JAKARTA (TEROPONGSENAYAN)--Sehari menjelang HUT Kemerdekaan RI ke-72, Indonesia perlu berbangga dengan terbang perdananya pesawat buatan karya anak bangsa, N219 melalui PT Dirgantara Indonesia (PTDI).
Namun di balik kesuksesan itu, ada tiga persoalan yang kini membelit perusahaan penerbangan milik pemerintah tersebut. Demikian diungkapkan
Ketua Tanah Air Institute Yudi Hastika.
Pertama, kata Yudi, keterlambatan penyelesaian dan pengiriman pesawat ke konsumen, sehingga dikenakan denda.
"Seperti proyek pesawat N-111 pesanan Filipina yang dikenai denda sebesar Rp 222,56 miliar, proyek pesawat C 212-400 pesanan Thailand dikenai denda sebesar Rp 175,8 miliar, dan proyek pesawat Super Puma NAS332 pesanan TNI-AU dikenai denda Rp 8,5 miliar," beber Yudi dalam keterangan tertulisnya, Kamis (24/8/2017).
Kedua, lebih banyak memasarkan produk Non PTDI, sehingga selisih pendapatan dari penjualan produk tersebut tidak mencukupi biaya operasional tahunan PTDI.
"Produk non PTDI yang dipasarkan PTDI atau sebagai perantara antara lain C 295, Heli Serbu Bell 412, Heli Serang Fennec EC 725, EC 135 dan AS 305," terangnya.
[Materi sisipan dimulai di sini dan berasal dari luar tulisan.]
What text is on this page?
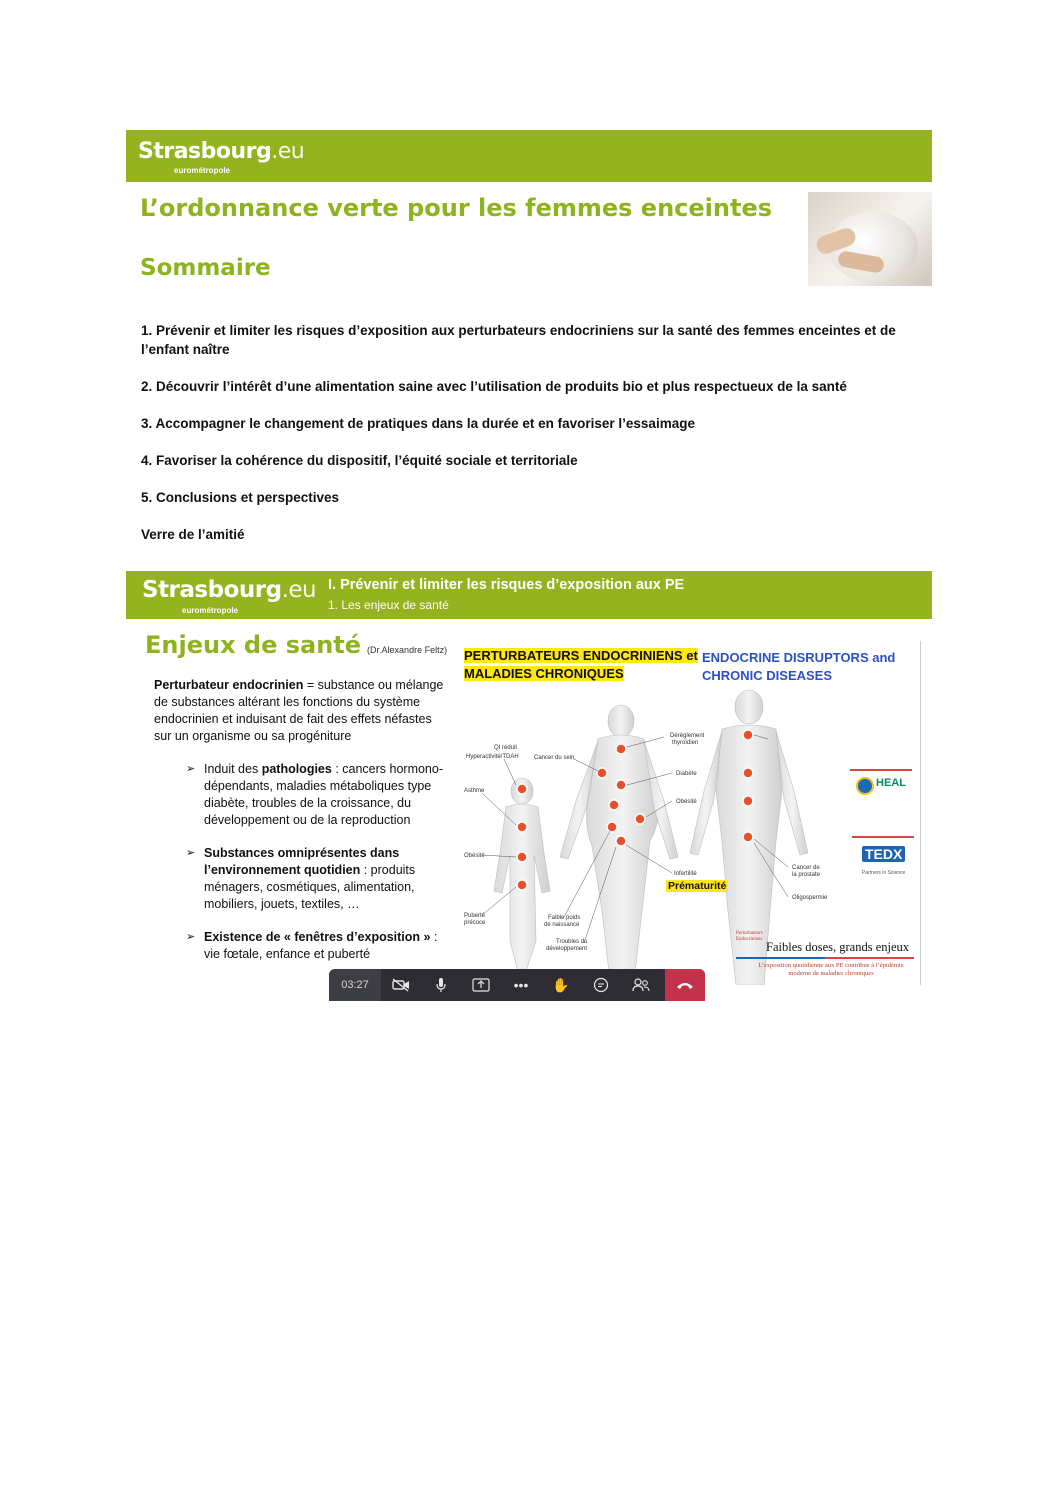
Strasbourg.eu
eurométropole
L’ordonnance verte pour les femmes enceintes
Sommaire

1. Prévenir et limiter les risques d’exposition aux perturbateurs endocriniens sur la santé des femmes enceintes et de l’enfant naître

2. Découvrir l’intérêt d’une alimentation saine avec l’utilisation de produits bio et plus respectueux de la santé

3. Accompagner le changement de pratiques dans la durée et en favoriser l’essaimage

4. Favoriser la cohérence du dispositif, l’équité sociale et territoriale

5. Conclusions et perspectives

Verre de l’amitié

Strasbourg.eu
eurométropole
I. Prévenir et limiter les risques d’exposition aux PE
1. Les enjeux de santé
Enjeux de santé (Dr.Alexandre Feltz)

Perturbateur endocrinien = substance ou mélange de substances altérant les fonctions du système endocrinien et induisant de fait des effets néfastes sur un organisme ou sa progéniture

➢ Induit des pathologies : cancers hormono-dépendants, maladies métaboliques type diabète, troubles de la croissance, du développement ou de la reproduction
➢ Substances omniprésentes dans l’environnement quotidien : produits ménagers, cosmétiques, alimentation, mobiliers, jouets, textiles, …
➢ Existence de « fenêtres d’exposition » : vie fœtale, enfance et puberté
PERTURBATEURS ENDOCRINIENS et
MALADIES CHRONIQUES
ENDOCRINE DISRUPTORS and
CHRONIC DISEASES
QI réduit
Hyperactivité/TDAH
Asthme
Obésité
Puberté
précoce
Cancer du sein
Faible poids
de naissance
Troubles du
développement
Dérèglement
thyroïdien
Diabète
Obésité
Infertilité
Cancer de
la prostate
Oligospermie
Prématurité
HEAL
TEDX
Partners in Science
Perturbateurs
Endocriniens
Faibles doses, grands enjeux
L’exposition quotidienne aux PE contribue à l’épidémie moderne de maladies chroniques
03:27	•••	✋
Ketiga, lanjut Yudi, PTDI masih menggunakan mitra penjualan (agen) guna menjual produk pesawat atau helikopter ke dalam negeri dengan pendanaan berasal dari APBN.
"Misalnya, pengadaan helicopter Bell 412 EP di Kementerian Pertahanan yang menggunakan mitra penjualan (Agen) yaitu PT. Bumiloka Tegar Perkasa dan PT Angkasa Mitra Karya," beber Yudi.
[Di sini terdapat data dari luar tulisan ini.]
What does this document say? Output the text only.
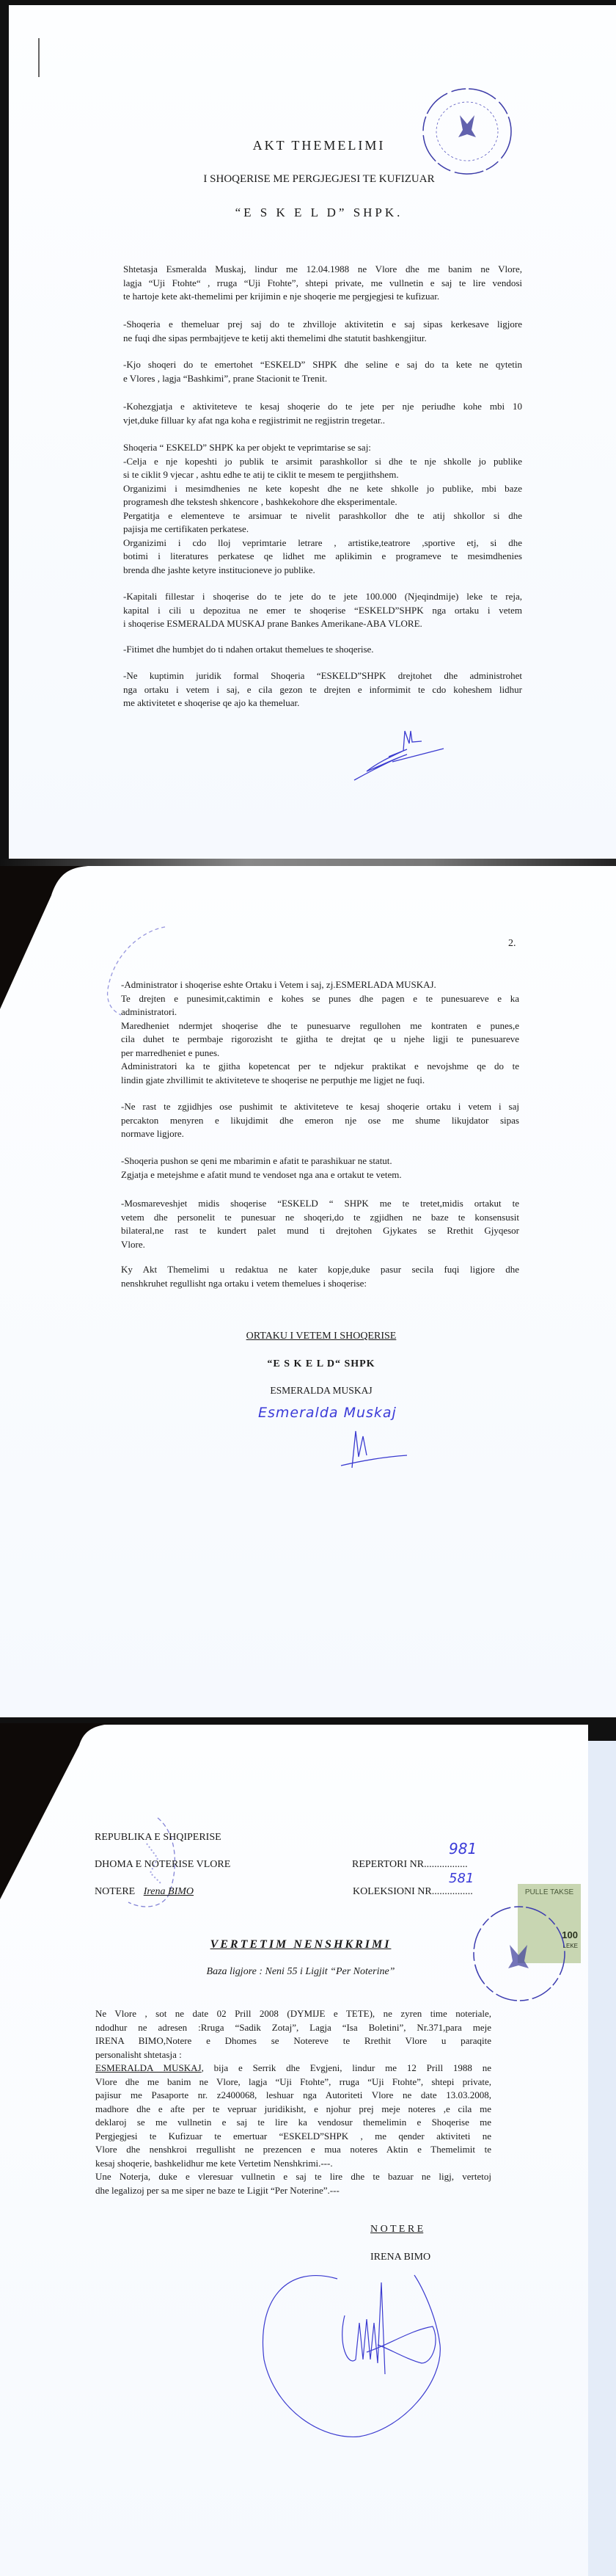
AKT THEMELIMI
I SHOQERISE ME PERGJEGJESI TE KUFIZUAR
“E S K E L D” SHPK.
Shtetasja Esmeralda Muskaj, lindur me 12.04.1988 ne Vlore dhe me banim ne Vlore,
lagja “Uji Ftohte“ , rruga “Uji Ftohte”, shtepi private, me vullnetin e saj te lire vendosi
te hartoje kete akt-themelimi per krijimin e nje shoqerie me pergjegjesi te kufizuar.
-Shoqeria e themeluar prej saj do te zhvilloje aktivitetin e saj sipas kerkesave ligjore
ne fuqi dhe sipas permbajtjeve te ketij akti themelimi dhe statutit bashkengjitur.
-Kjo shoqeri do te emertohet “ESKELD” SHPK dhe seline e saj do ta kete ne qytetin
e Vlores , lagja “Bashkimi”, prane Stacionit te Trenit.
-Kohezgjatja e aktiviteteve te kesaj shoqerie do te jete per nje periudhe kohe mbi 10
vjet,duke filluar ky afat nga koha e regjistrimit ne regjistrin tregetar..
Shoqeria “ ESKELD” SHPK ka per objekt te veprimtarise se saj:
-Celja e nje kopeshti jo publik te arsimit parashkollor si dhe te nje shkolle jo publike
si te ciklit 9 vjecar , ashtu edhe te atij te ciklit te mesem te pergjithshem.
Organizimi i mesimdhenies ne kete kopesht dhe ne kete shkolle jo publike, mbi baze
programesh dhe tekstesh shkencore , bashkekohore dhe eksperimentale.
Pergatitja e elementeve te arsimuar te nivelit parashkollor dhe te atij shkollor si dhe
pajisja me certifikaten perkatese.
Organizimi i cdo lloj veprimtarie letrare , artistike,teatrore ,sportive etj, si dhe
botimi i literatures perkatese qe lidhet me aplikimin e programeve te mesimdhenies
brenda dhe jashte ketyre institucioneve jo publike.
-Kapitali fillestar i shoqerise do te jete do te jete 100.000 (Njeqindmije) leke te reja,
kapital i cili u depozitua ne emer te shoqerise “ESKELD”SHPK nga ortaku i vetem
i shoqerise ESMERALDA MUSKAJ prane Bankes Amerikane-ABA VLORE.
-Fitimet dhe humbjet do ti ndahen ortakut themelues te shoqerise.
-Ne kuptimin juridik formal Shoqeria “ESKELD”SHPK drejtohet dhe administrohet
nga ortaku i vetem i saj, e cila gezon te drejten e informimit te cdo koheshem lidhur
me aktivitetet e shoqerise qe ajo ka themeluar.
2.
-Administrator i shoqerise eshte Ortaku i Vetem i saj, zj.ESMERLADA MUSKAJ.
Te drejten e punesimit,caktimin e kohes se punes dhe pagen e te punesuareve e ka
administratori.
Maredheniet ndermjet shoqerise dhe te punesuarve regullohen me kontraten e punes,e
cila duhet te permbaje rigorozisht te gjitha te drejtat qe u njehe ligji te punesuareve
per marredheniet e punes.
Administratori ka te gjitha kopetencat per te ndjekur praktikat e nevojshme qe do te
lindin gjate zhvillimit te aktiviteteve te shoqerise ne perputhje me ligjet ne fuqi.
-Ne rast te zgjidhjes ose pushimit te aktiviteteve te kesaj shoqerie ortaku i vetem i saj
percakton menyren e likujdimit dhe emeron nje ose me shume likujdator sipas
normave ligjore.
-Shoqeria pushon se qeni me mbarimin e afatit te parashikuar ne statut.
Zgjatja e metejshme e afatit mund te vendoset nga ana e ortakut te vetem.
-Mosmareveshjet midis shoqerise “ESKELD “ SHPK me te tretet,midis ortakut te
vetem dhe personelit te punesuar ne shoqeri,do te zgjidhen ne baze te konsensusit
bilateral,ne rast te kundert palet mund ti drejtohen Gjykates se Rrethit Gjyqesor
Vlore.
Ky Akt Themelimi u redaktua ne kater kopje,duke pasur secila fuqi ligjore dhe
nenshkruhet regullisht nga ortaku i vetem themelues i shoqerise:
ORTAKU I VETEM I SHOQERISE
“E S K E L D“ SHPK
ESMERALDA MUSKAJ
Esmeralda Muskaj
REPUBLIKA E SHQIPERISE
DHOMA E NOTERISE VLORE
NOTERE Irena BIMO
981
REPERTORI NR.................
581
KOLEKSIONI NR................	PULLE TAKSE
100
LEKE
VERTETIM NENSHKRIMI
Baza ligjore : Neni 55 i Ligjit “Per Noterine”
Ne Vlore , sot ne date 02 Prill 2008 (DYMIJE e TETE), ne zyren time noteriale,
ndodhur ne adresen :Rruga “Sadik Zotaj”, Lagja “Isa Boletini”, Nr.371,para meje
IRENA BIMO,Notere e Dhomes se Notereve te Rrethit Vlore u paraqite
personalisht shtetasja :
ESMERALDA MUSKAJ, bija e Serrik dhe Evgjeni, lindur me 12 Prill 1988 ne
Vlore dhe me banim ne Vlore, lagja “Uji Ftohte”, rruga “Uji Ftohte”, shtepi private,
pajisur me Pasaporte nr. z2400068, leshuar nga Autoriteti Vlore ne date 13.03.2008,
madhore dhe e afte per te vepruar juridikisht, e njohur prej meje noteres ,e cila me
deklaroj se me vullnetin e saj te lire ka vendosur themelimin e Shoqerise me
Pergjegjesi te Kufizuar te emertuar “ESKELD”SHPK , me qender aktiviteti ne
Vlore dhe nenshkroi rregullisht ne prezencen e mua noteres Aktin e Themelimit te
kesaj shoqerie, bashkelidhur me kete Vertetim Nenshkrimi.---.
Une Noterja, duke e vleresuar vullnetin e saj te lire dhe te bazuar ne ligj, vertetoj
dhe legalizoj per sa me siper ne baze te Ligjit “Per Noterine”.---
N O T E R E
IRENA BIMO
Dikatakannya, dengan menggunakan mitra penjualan, menunjukkan marketing di internal PTDI tidak cukup inovatif dalam meyakinkan pelanggan dalam negeri, dalam hal ini Kementerian Pertahanan (Kemenhan) untuk menggunakan produk dalam negeri (PTDI).
"Sehingga mengurangi keuntungan yang dapat diperoleh oleh PTDI karena harus dibagi dengan mitra penjualan (Agen) tersebut," cetusnya.
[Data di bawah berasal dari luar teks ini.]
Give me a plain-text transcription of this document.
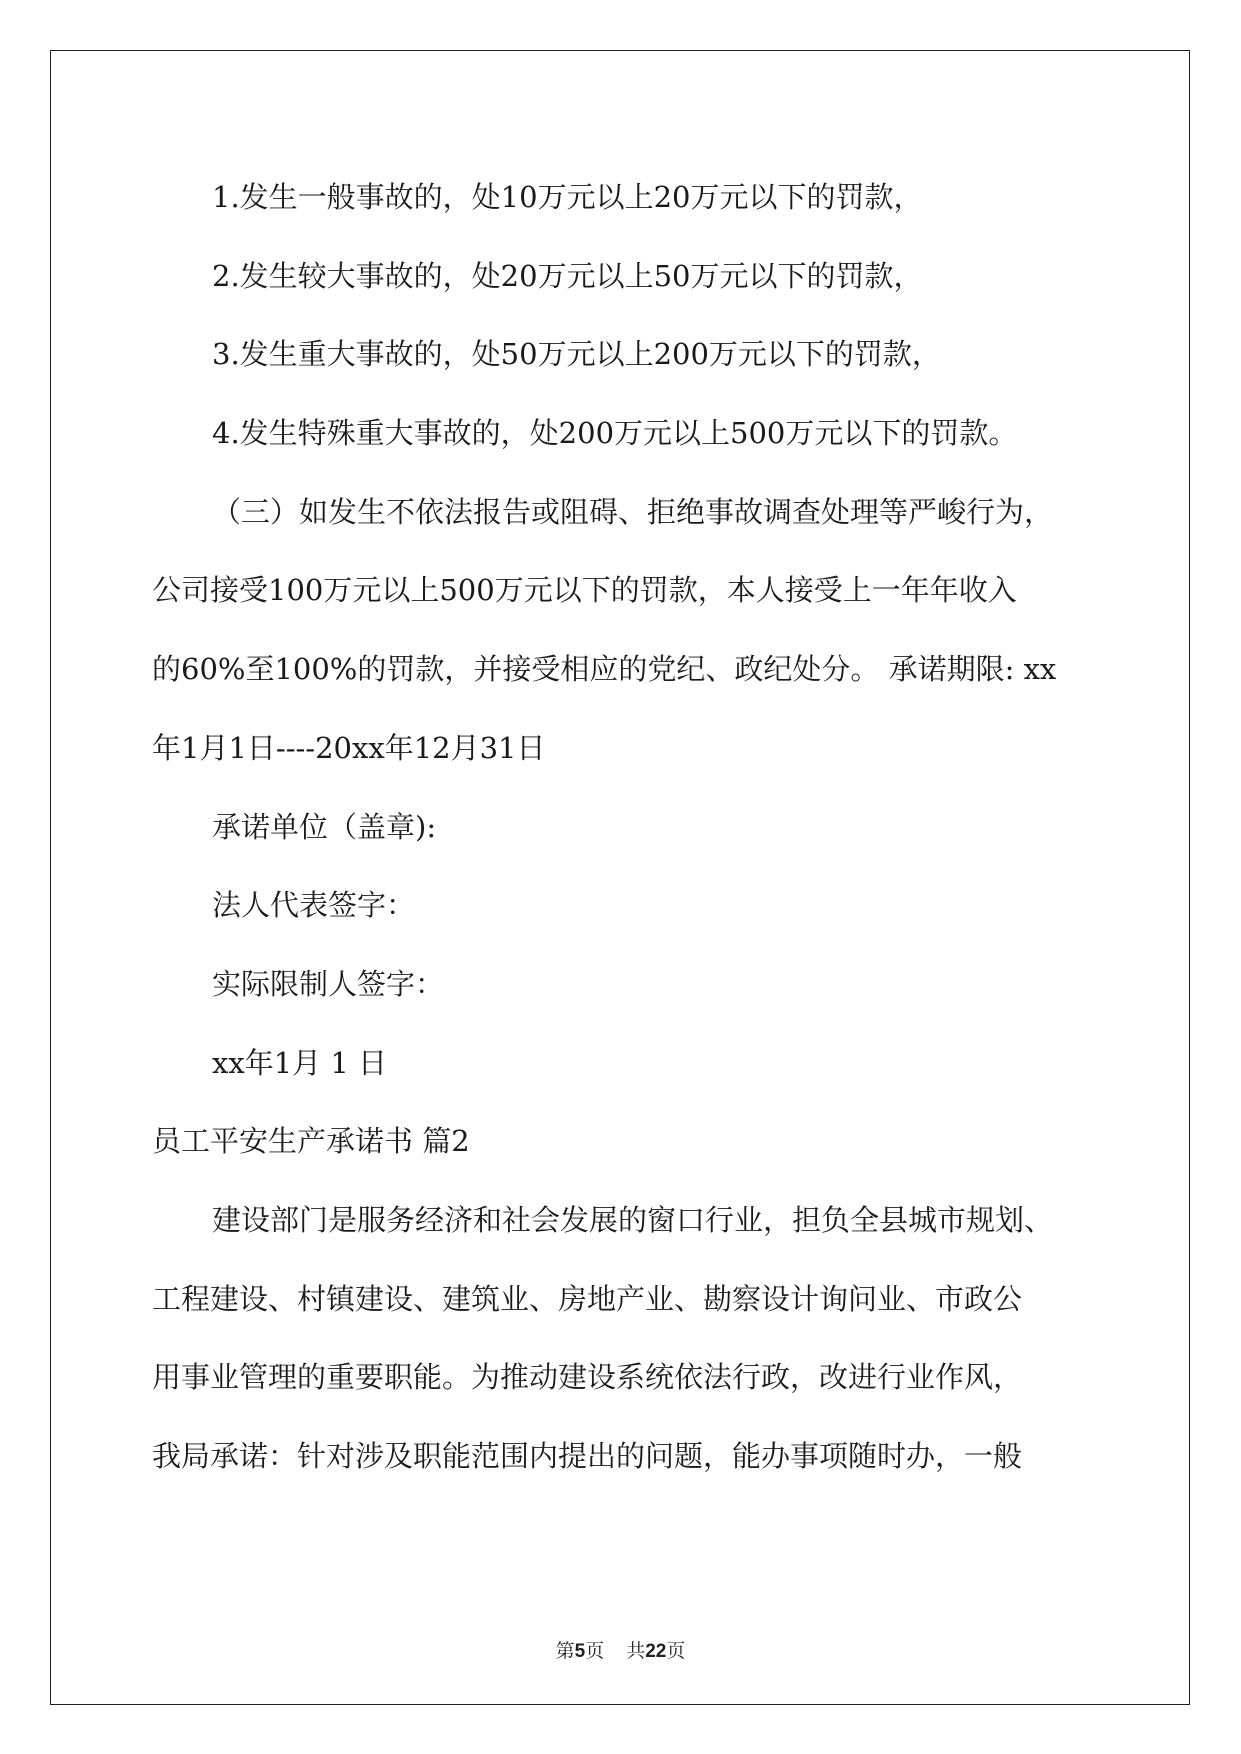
1.发生一般事故的，处10万元以上20万元以下的罚款，
2.发生较大事故的，处20万元以上50万元以下的罚款，
3.发生重大事故的，处50万元以上200万元以下的罚款，
4.发生特殊重大事故的，处200万元以上500万元以下的罚款。
（三）如发生不依法报告或阻碍、拒绝事故调查处理等严峻行为，
公司接受100万元以上500万元以下的罚款，本人接受上一年年收入
的60%至100%的罚款，并接受相应的党纪、政纪处分。 承诺期限: xx
年1月1日----20xx年12月31日
承诺单位（盖章):
法人代表签字：
实际限制人签字：
xx年1月 1 日
员工平安生产承诺书 篇2
建设部门是服务经济和社会发展的窗口行业，担负全县城市规划、
工程建设、村镇建设、建筑业、房地产业、勘察设计询问业、市政公
用事业管理的重要职能。为推动建设系统依法行政，改进行业作风，
我局承诺：针对涉及职能范围内提出的问题，能办事项随时办，一般
第5页 共22页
Untuk itu, Yudi berharap komisaris utama PTDI segera melakukan evaluasi dan melakukan penyegaran di tubuh manajemen PTDI.
"Kementerian BUMN sebagai perpanjangan tangan Presiden harus mencari dan memilih Dirut PTDI sebagai pengganti Budi Santoso yang lebih baik, dan bukan merupakan bagian dari kroni Budi Santoso," pungkasnya.(yn)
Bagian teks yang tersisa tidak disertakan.